A Loos-en-Gohelle, tout démarre avec la COP21, la « ville en transition » souhaite y faire venir le gratin politique international, mais les attentats de Charlie Hebdo changent la donne. Pour autant, le forum est un succès, il rassemble une centaine de personnes dont 25% de Loossois sur deux jours. Les efforts sont multiples : parmi la vingtaine d’ateliers (de la fabrication d’un ordinateur pour la bibliothèque du coin à l’invention d’un business model pour le festival de métal local), un habitant souhaite diviser par trois la facture énergétique de ses concitoyens en valorisant le marc de café pour en faire des pellets de chauffage. Plusieurs ateliers sont organisés pour soutenir l’initiative qui finira par accoucher de deux prototypes, en plus de deux partenariats avec des écoles locales, en vue notamment de poursuivre le prototypage. En fin de forum, la communauté décide d’imaginer un futur pour la maison délabrée qui a accueilli l’événement. Un an plus tard, un tiers-lieu est monté pour y accueillir un espace de co-working, des chambres d’hôtes, un espace de permaculture… le tout soutenu par la mairie.

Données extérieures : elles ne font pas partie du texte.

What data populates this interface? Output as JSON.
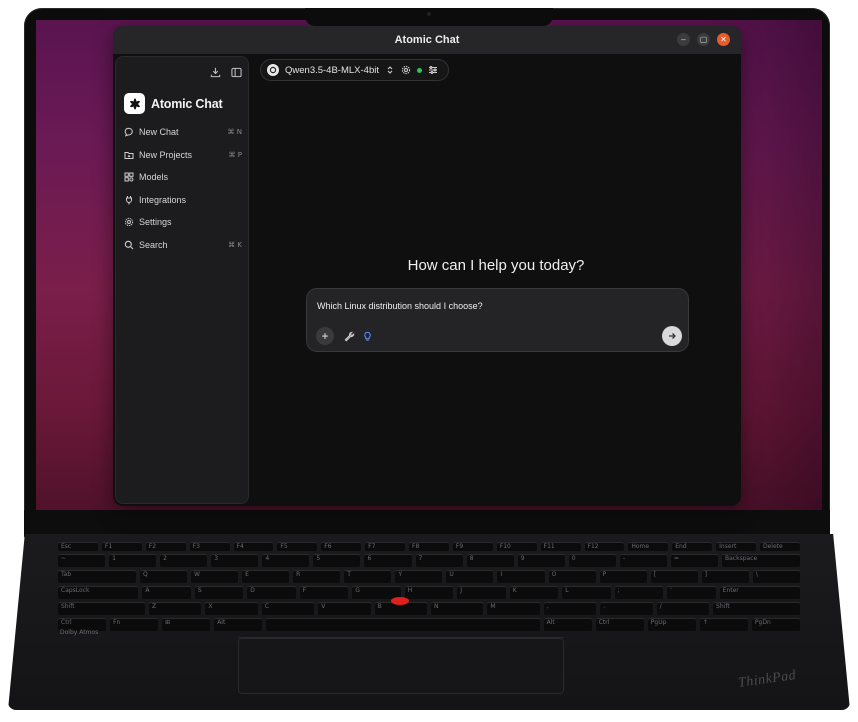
{
  "window": {
    "title": "Atomic Chat",
    "controls": {
      "minimize": "–",
      "maximize": "▢",
      "close": "✕"
    }
  },
  "sidebar": {
    "app_name": "Atomic Chat",
    "top_icons": [
      "download-icon",
      "sidebar-toggle-icon"
    ],
    "items": [
      {
        "label": "New Chat",
        "icon": "chat-bubble-icon",
        "shortcut": "⌘ N"
      },
      {
        "label": "New Projects",
        "icon": "folder-plus-icon",
        "shortcut": "⌘ P"
      },
      {
        "label": "Models",
        "icon": "models-icon",
        "shortcut": ""
      },
      {
        "label": "Integrations",
        "icon": "plug-icon",
        "shortcut": ""
      },
      {
        "label": "Settings",
        "icon": "gear-icon",
        "shortcut": ""
      },
      {
        "label": "Search",
        "icon": "search-icon",
        "shortcut": "⌘ K"
      }
    ]
  },
  "model_selector": {
    "name": "Qwen3.5-4B-MLX-4bit",
    "status_color": "#2ec25b"
  },
  "main": {
    "greeting": "How can I help you today?",
    "composer": {
      "value": "Which Linux distribution should I choose?",
      "add_label": "+"
    }
  },
  "colors": {
    "accent_close": "#e75c2c",
    "app_bg": "#0f0f10",
    "sidebar_bg": "#1c1c1e",
    "wallpaper_top": "#5a1450",
    "wallpaper_bottom": "#50122b",
    "trackpoint": "#e0201c"
  },
  "keyboard": {
    "rows": [
      [
        "Esc",
        "F1",
        "F2",
        "F3",
        "F4",
        "F5",
        "F6",
        "F7",
        "F8",
        "F9",
        "F10",
        "F11",
        "F12",
        "Home",
        "End",
        "Insert",
        "Delete"
      ],
      [
        "~",
        "1",
        "2",
        "3",
        "4",
        "5",
        "6",
        "7",
        "8",
        "9",
        "0",
        "-",
        "=",
        "Backspace"
      ],
      [
        "Tab",
        "Q",
        "W",
        "E",
        "R",
        "T",
        "Y",
        "U",
        "I",
        "O",
        "P",
        "[",
        "]",
        "\\"
      ],
      [
        "CapsLock",
        "A",
        "S",
        "D",
        "F",
        "G",
        "H",
        "J",
        "K",
        "L",
        ";",
        "'",
        "Enter"
      ],
      [
        "Shift",
        "Z",
        "X",
        "C",
        "V",
        "B",
        "N",
        "M",
        ",",
        ".",
        "/",
        "Shift"
      ],
      [
        "Ctrl",
        "Fn",
        "⊞",
        "Alt",
        "",
        "Alt",
        "Ctrl",
        "PgUp",
        "↑",
        "PgDn"
      ]
    ],
    "brand": "ThinkPad",
    "audio": "Dolby Atmos"
  }
}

Le forum d’Ermont quant à lui, a accueilli 75% d’Hermontois en 2017, ils étaient 50% de locaux à Juvisy en 2016. L’équipe du forum progresse et réalise notamment qu’une démarche contributive demande à faire du « participatif », c’est-à-dire à passer par une méthodologie préalablement définie. Toute la difficulté étant d’associer les citoyens à la définition de leur propre méthodologie. L’épreuve du terrain apporte aussi son lot de surprises sociologiques : on reproche gentiment à l’équipe ses anglicismes, son centralisme… Arnaud le confesse :« Non pas que les gens soient idiots, mais dans la vraie en dehors du microcosme de l’ESS parisienne, personne ne comprend le mot « empowerment ». Les gens n’ont pas envie d’entendre ce genre de trucs. Il faut faire avec leurs mots » Et d’ajouter : « Sortir du cliché « bobo-hippie » est un préalable qu’il ne faut pas négliger. »

Ces expérimentations, ce sont aussi celles que mène le philosophe Bernard Stiegler sur le territoire de Plaine Commune, notamment grâce à la « recherche-action ». Arnaud y contribue également, tout en y portant un regard critique et constructif.

Dans la Stieglerisation, allons-nous devenir fous ?

Bernard Stiegler est en vogue, extrêmement critique sur le paysage numérique actuel, le philosophe a remis au goût du jour certains concepts à même d’envisager la technique – et par extension les technologies numériques – comme des remèdes et des poisons (le Pharmakon selon Platon). Chaque poison contenant en lui-même son propre remède. Il prône ainsi un web « contributif » : une façon de reconstituer le lien social, le seul moyen d’éviter selon lui de tomber dans la folie que le marketing – bientôt prédictif – augure (voir l’ouvrage : Dans la disruption, allons-nous devenir fous ?). Arnaud est très au fait du discours de Stiegler, il accompagne les projets contributifs que ce dernier a lancés sur le territoire de Plaine Commune :

« Je donne un coup de main de temps en temps, notamment à ceux qui sont à la Chaire d’économie contributive à Plaine Commune (à la Maison des Sciences de l’Homme). Plaine Commune va expérimenter l’économie de la contribution, il faut penser les institutions de la contribution. Ils font de la recherche, en essayant de penser le macro à partir du micro, avec les habitants de Plaine Commune »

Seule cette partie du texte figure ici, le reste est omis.